The strength of the review, to be even handed, is that the facing-text format provides the reviewer with an opportunity to compare the Troilus and its source (apparently for the first time), a comparison considered to be "a powerful antidote to a common undergraduate assumption that medieval authors unthinkingly recycled material". Her comparison results in observing the complexity of Chaucer's treatment of the beginning of Book II, Pandarus awakening to hear the swallow "Proigne", a realization she delightfully calls a "clincher". I quite agree, and I wholeheartedly agree with her when she observes that similar "clinchers" multiply before your eyes when read as a facing-text.
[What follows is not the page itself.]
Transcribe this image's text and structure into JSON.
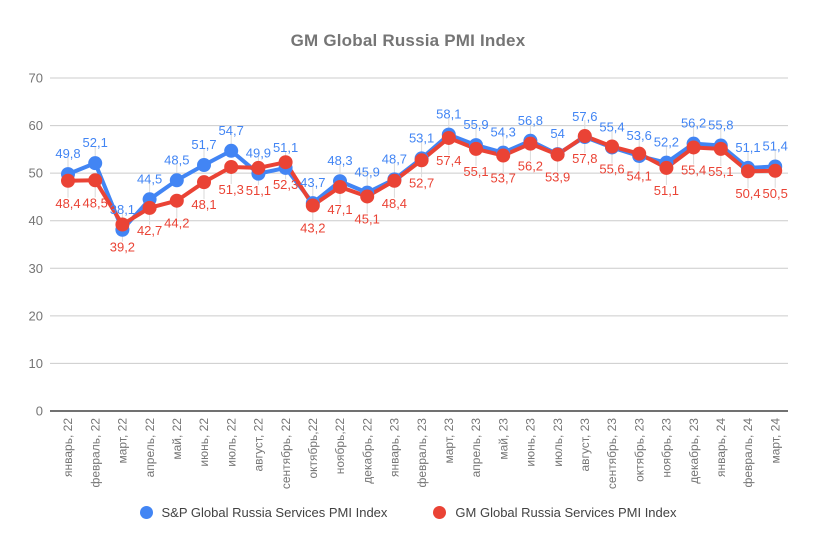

The text is considered "not revolutionary", being a reprint of the Riverside, and in what amounts to damning by faint praise, the whole thing is considered "acceptable". The main criticisms centre on the choice of the essays included at the back of the edition. The main problem appears to be that only two essays treat of the changes made by Chaucer to Boccaccio, that of Lewis and Davis Taylor. Lewis is considered to be "barely teachable", and Taylor is a numerical list rather than actual analysis. Citation in Italian, and words like Frauendienst (Service of the Lady) and ὕβρις (hubris, over-weening pride or supercilliousness) are all deemed beyond students' abilities. The putative lack of good essays out there is finally suggested as an almost inadvertent benefit of this Norton edition, inspiring others to go out and do it.

While I sympathize with untranslated words, I do think that this should provide the lecturer/instructor with an opportunity to talk about these concepts; not understanding something is a moment when students need to consult dictionaries and encyclopediae. I don't think that it is a bad thing at all to have a bit of difficult material for students to work on, it encourages independent work. And there's no doubt that Lewis' essay is difficult, but it is far more difficult to ignore and is surely an important point of reference for all critics who subsequently wrote about Chaucer and Boccaccio. The other articles at the back of the Norton edition are intended to provide material for a much rounder and broader set of views on the Troilus rather than being solely an analysis of the changes to the Filostrato. The student would, in any case, need to consult carefully B.A. Windeatt's Troilus and Criseyde (London, 1984; 1990), whose introduction and notes would provide much of the necessary detail. This is one of the great strengths of the edition in that it can be used so efficiently with Windeatt's text (an admittedly specialist edition) to great effect. The assumption that medieval authors unthinkingly recycled material could easily be dealt with in reading Henryson's poem, also included in the Norton edition and not mentioned at all by the reviewer. This is a pity and a real missed opportunity to make observations on what the editor was saying by putting these texts together and how teaching the Troilus would be enriched and deepened by a reading of the Older Scots poem.

In sum, as a user of this edition for both my research and in my teaching, as a reader who has thought long and hard about both the texts in this edition and the critical essays at the back, I'd like to warmly recommend this volume as nothing short of indispensible.